---
jupytext:
  formats: md:myst
  text_representation:
    extension: .md
    format_name: myst
kernelspec:
  display_name: Python 3
  language: python
  name: python3
---

# Datasets

This page provides an overview of how **datasets are defined, structured, and handled** in the processing chain.
The goal is to ensure consistent, analysis-ready data products that can be accessed efficiently and extended over time.

## What is a Dataset?

A **dataset** is the main unit of storage and analysis.  A dataset:
* represents a **rectangular collection of variables with shared coordinates**
* is stored in [**Zarr format**](https://zarr.dev)
* corresponds to **one deployment** of an instrument or product

Datasets are designed so that they can be accessed directly for analysis via our intake catalog.

## Analysis-Ready Datasets

Our goal is to produce **analysis-ready datasets**.
These datasets should be usable for scientific analysis without additional preprocessing.

An analysis-ready dataset should:
* represent the **whole observation period**
* follow [**CF conventions**](https://cfconventions.org/) where possible
* include appropriate **metadata and units**

## Dataset Organization

Datasets follow a hierarchical naming scheme that reflects their observational context.

The hierarchy is:

    platform.campaign.instrument

or, if no campaign is relevant:

    platform.instrument

The instrument name should include configuration (`_c1`) and version (`_v1`) information.

Examples:

    BCO.surfacemet_wxt_v1
    BCO.lidar_CORAL_LR_t_c1_v1
    METEOR.EUREC4A.lidar_LICHT_LR_t_v1

Naming rules:

* `.` separates **hierarchical levels**
* `_` is used **within names**

Datasets can be accessed through the intake catalog, for example:

```{code-cell} ipython3
import intake


cat = intake.open_catalog("https://tcodata.mpimet.mpg.de/catalog.yaml")
cat.BCO.surfacemet_wxt_v1.to_dask()
```

## Coordinate Conventions

Datasets follow **CF conventions** for coordinate naming where possible.

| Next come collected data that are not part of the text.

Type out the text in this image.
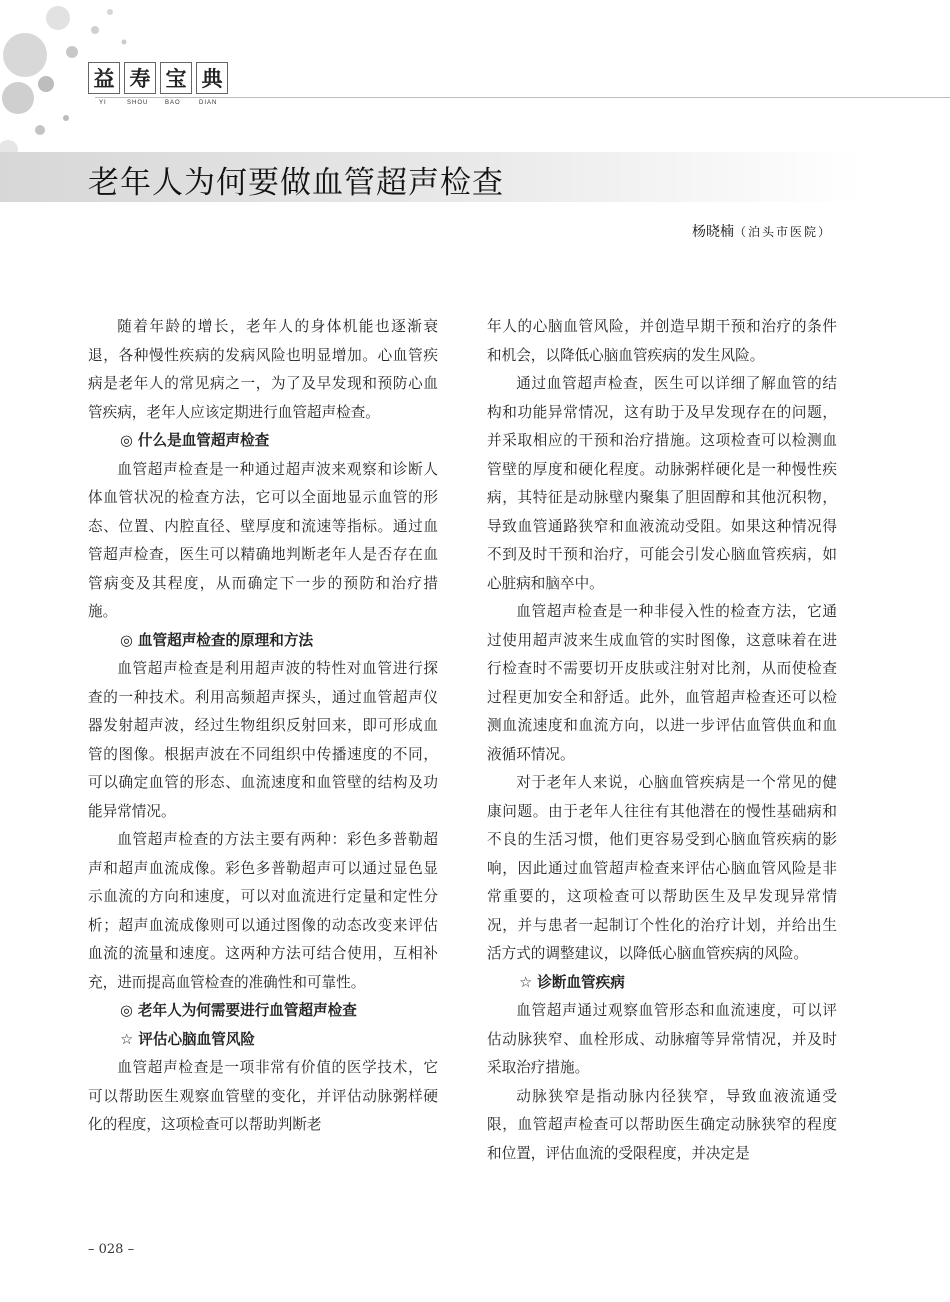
益 寿 宝 典
YI	SHOU	BAO	DIAN
老年人为何要做血管超声检查
杨晓楠（泊头市医院）

随着年龄的增长，老年人的身体机能也逐渐衰退，各种慢性疾病的发病风险也明显增加。心血管疾病是老年人的常见病之一，为了及早发现和预防心血管疾病，老年人应该定期进行血管超声检查。

◎ 什么是血管超声检查

血管超声检查是一种通过超声波来观察和诊断人体血管状况的检查方法，它可以全面地显示血管的形态、位置、内腔直径、壁厚度和流速等指标。通过血管超声检查，医生可以精确地判断老年人是否存在血管病变及其程度，从而确定下一步的预防和治疗措施。

◎ 血管超声检查的原理和方法

血管超声检查是利用超声波的特性对血管进行探查的一种技术。利用高频超声探头，通过血管超声仪器发射超声波，经过生物组织反射回来，即可形成血管的图像。根据声波在不同组织中传播速度的不同，可以确定血管的形态、血流速度和血管壁的结构及功能异常情况。

血管超声检查的方法主要有两种：彩色多普勒超声和超声血流成像。彩色多普勒超声可以通过显色显示血流的方向和速度，可以对血流进行定量和定性分析；超声血流成像则可以通过图像的动态改变来评估血流的流量和速度。这两种方法可结合使用，互相补充，进而提高血管检查的准确性和可靠性。

◎ 老年人为何需要进行血管超声检查
☆ 评估心脑血管风险

血管超声检查是一项非常有价值的医学技术，它可以帮助医生观察血管壁的变化，并评估动脉粥样硬化的程度，这项检查可以帮助判断老

年人的心脑血管风险，并创造早期干预和治疗的条件和机会，以降低心脑血管疾病的发生风险。

通过血管超声检查，医生可以详细了解血管的结构和功能异常情况，这有助于及早发现存在的问题，并采取相应的干预和治疗措施。这项检查可以检测血管壁的厚度和硬化程度。动脉粥样硬化是一种慢性疾病，其特征是动脉壁内聚集了胆固醇和其他沉积物，导致血管通路狭窄和血液流动受阻。如果这种情况得不到及时干预和治疗，可能会引发心脑血管疾病，如心脏病和脑卒中。

血管超声检查是一种非侵入性的检查方法，它通过使用超声波来生成血管的实时图像，这意味着在进行检查时不需要切开皮肤或注射对比剂，从而使检查过程更加安全和舒适。此外，血管超声检查还可以检测血流速度和血流方向，以进一步评估血管供血和血液循环情况。

对于老年人来说，心脑血管疾病是一个常见的健康问题。由于老年人往往有其他潜在的慢性基础病和不良的生活习惯，他们更容易受到心脑血管疾病的影响，因此通过血管超声检查来评估心脑血管风险是非常重要的，这项检查可以帮助医生及早发现异常情况，并与患者一起制订个性化的治疗计划，并给出生活方式的调整建议，以降低心脑血管疾病的风险。

☆ 诊断血管疾病

血管超声通过观察血管形态和血流速度，可以评估动脉狭窄、血栓形成、动脉瘤等异常情况，并及时采取治疗措施。

动脉狭窄是指动脉内径狭窄，导致血液流通受限，血管超声检查可以帮助医生确定动脉狭窄的程度和位置，评估血流的受限程度，并决定是

– 028 –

Primary coordinates include:

Coordinate | Meaning
--- | ---
`time`| UTC timestamp
`alt` | altitude above the geoid (meters)
`range` | line-of-sight distance from instrument (meters)
`lat` | latitude (`degrees_north`)
`lon` | longitude (`degrees_east`)

Primary coordinates must:
* be **strictly monotonic**
* contain **no missing values**

When sensor and data coordinates differ, **sensor coordinates** are provided using the prefix `sensor_`, e.g., `sensor_alt`.

## Incrementally Growing Datasets

Datasets are stored as **Zarr archives** and are **extended continuously** as new data becomes available.
Rather than rewriting datasets, new data is **appended as additional chunks**.
This enables efficient cloud-based storage and scalable analysis.
The processing chaing orchestrated by an Airflow server.